1. Brain drain. A large percentage of utility workers are expected to retire in the next few years. Even more are eligible for retirement. Source: U.S. Department of Labor
Leaders focused on recruitment often try to deal with the aging workforce challenge by hiring people to replace those who have left, or by rehiring retirees (Figure 2). But this recruit-to-replace approach simply puts new bodies into the existing pipeline without considering how automation and process innovation have already changed the nature of utility work. Attempting to replace traditional talent pools—whether craft workers or tiered managers—also perpetuates inefficiencies in the industry. Unfortunately, recruit-to-replace tactics are proving useful only as a way for executives to lay low while waiting for the climate to improve.

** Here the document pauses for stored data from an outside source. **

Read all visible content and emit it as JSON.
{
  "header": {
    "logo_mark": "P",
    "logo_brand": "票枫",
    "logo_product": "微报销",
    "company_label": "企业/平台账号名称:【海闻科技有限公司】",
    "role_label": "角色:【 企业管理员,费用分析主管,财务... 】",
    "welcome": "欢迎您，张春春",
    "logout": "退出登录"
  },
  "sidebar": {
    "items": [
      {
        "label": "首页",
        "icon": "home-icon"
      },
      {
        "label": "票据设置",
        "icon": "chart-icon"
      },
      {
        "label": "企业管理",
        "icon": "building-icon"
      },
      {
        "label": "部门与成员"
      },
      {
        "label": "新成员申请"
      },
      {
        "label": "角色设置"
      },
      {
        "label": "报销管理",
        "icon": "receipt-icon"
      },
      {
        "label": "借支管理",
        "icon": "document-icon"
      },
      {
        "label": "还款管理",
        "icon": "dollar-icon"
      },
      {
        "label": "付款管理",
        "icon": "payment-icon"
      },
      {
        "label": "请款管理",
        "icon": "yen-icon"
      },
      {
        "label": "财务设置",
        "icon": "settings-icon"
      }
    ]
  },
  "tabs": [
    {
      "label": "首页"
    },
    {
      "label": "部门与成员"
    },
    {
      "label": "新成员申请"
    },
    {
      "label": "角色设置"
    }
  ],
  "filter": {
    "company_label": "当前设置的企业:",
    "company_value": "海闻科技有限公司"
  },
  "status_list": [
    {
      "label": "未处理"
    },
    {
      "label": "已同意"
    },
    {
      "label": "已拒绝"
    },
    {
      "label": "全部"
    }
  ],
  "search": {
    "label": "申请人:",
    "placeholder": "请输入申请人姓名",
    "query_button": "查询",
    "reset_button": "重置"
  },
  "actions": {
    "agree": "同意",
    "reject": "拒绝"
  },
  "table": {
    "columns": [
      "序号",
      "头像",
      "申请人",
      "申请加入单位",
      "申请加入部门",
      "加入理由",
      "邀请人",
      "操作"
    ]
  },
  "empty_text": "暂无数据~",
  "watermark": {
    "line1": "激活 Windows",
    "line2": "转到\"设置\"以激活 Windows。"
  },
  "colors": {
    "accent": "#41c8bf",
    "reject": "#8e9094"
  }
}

2. Survey says. An AARP survey of 400 businesses in New York State conducted in late 2006 sheds light on the tactics companies are using to prepare for a workforce shortage caused by the wholesale retirement of baby boomers. Most survey respondents said their firms have tried at least one tactic tested in the survey—most often, improving technology. Very few are currently offering incentives to delay retirement, but many are hiring older workers. About seven in 10 are assessing their current workforce, increasing training opportunities, and hiring younger workers. Source: “Preparing for an Aging Workforce: A Focus on New York Businesses,” AARP, May 2007
But neither panic nor laying low is effective in this environment, because both responses are based on false assumptions. Panic presumes that the current workforce challenge is a singular event caused by a demographic aberration, while waiting it out presumes that the underlying cause is simply a fluctuation in the business cycle.
In fact, the talent crunch is a tectonic shift in the nature of the economy and in the architecture of how work gets done. The real problem that utilities face is a knowledge crisis—a transformation in how knowledge is valued, leveraged, and distributed in the marketplace.
This shift is fundamental and permanent. It means that organizations seeking to build forward-looking infrastructures must assess how the roles that people play in the enterprise are changing. Doing so is particularly important for utilities because the nature of the physical infrastructure that supports the industry is changing. As smart technologies facilitate the creation of highly efficient, decentralized, and flexible grids, the way that people are organized to deliver services must also be reconfigured. As the market reshapes demand, talent in the utilities sector must be aligned to reflect the operation of the post-industrial grid.